Different Ways to Say Niceby Libby Allen / 30.09.2009
It’s difficult to dissect a film which inspires little more than the Biggie Best equivalent of adjectives. Sweet, nice, fine, yes. Last Chance Harvey is just that: nice. It’s a nice film. Swell. It’s a film fit for MNet back in the golden days of MNet’s eleven o’clock movies, which were a bonanza of sweet and swell things. This is what When Harry Met Sally would have become if Harry and Sally grew older and lost their chemistry and wit.
But this isn’t entirely fair to say, and the damning response to Last Chance Harvey hasn’t, for the most part, been entirely fair – and that’s because the film makes its primary mistake in its casting. To involve such seasoned and strong performers, Emma Thompson and Dustin Hoffman, as its romantic leads is to confuse the genre; to make us think that the film is more than it is. So we are left with what feels almost slightly embarrassing because the cast is greater than the piece and tend to waddle around inside it, showing up directorial and writerly incompetencies which we would otherwise forgive if we were watching, oh I don’t know, Treat Williams and Sally Field.

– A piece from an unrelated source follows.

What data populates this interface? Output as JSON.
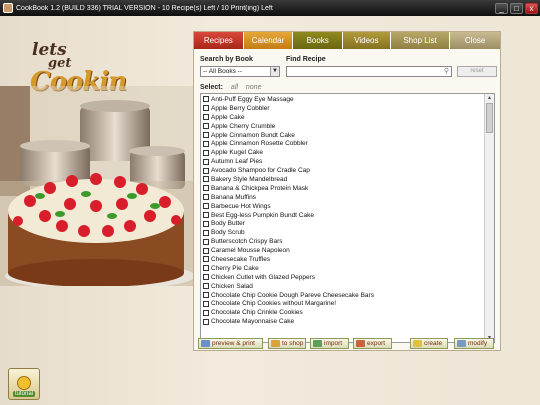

So Hoffman is Harvey and Thompson, Kate. Harvey writes jingles and his career is flailing. Kate conducts airport surveys and is hurtling toward being an insecure spinster. Harvey meets Kate, Kate steals glances, things happen, yada yada, they walk the South Bank, up and down, up again, inconsequential sub-plot involving a Polish neighbour and bride-to-be, heart attack, seventeen near misses, more nice things, the end.
What the film attempts is a story of ‘late love’, where the protagonists are not quite so pretty and their stories are made heavier by time and experience. Simultaneously, while all the late love blooms, director Joel Hopkins tries to construct a third character – the city itself, making London a point of affection, anthropomorphising it like Woody Allen’s Manhattan. It just doesn’t work. It’s all too watered down, too vague, too satisfied with average. Nice.
This feels cruel, like laughing at a toddler attempting to walk. Well I’ve done that and I’ll do this, too. Here’s a Sunday movie to watch with mum, if you’re into that kind of thing. By no means a showcase for any one element, or, if so, it is a film which plays vehicle to Hoffman’s sugar-sweet and Thompson’s frumpish-fragile. Expect nothing more and you’ll leave with nice.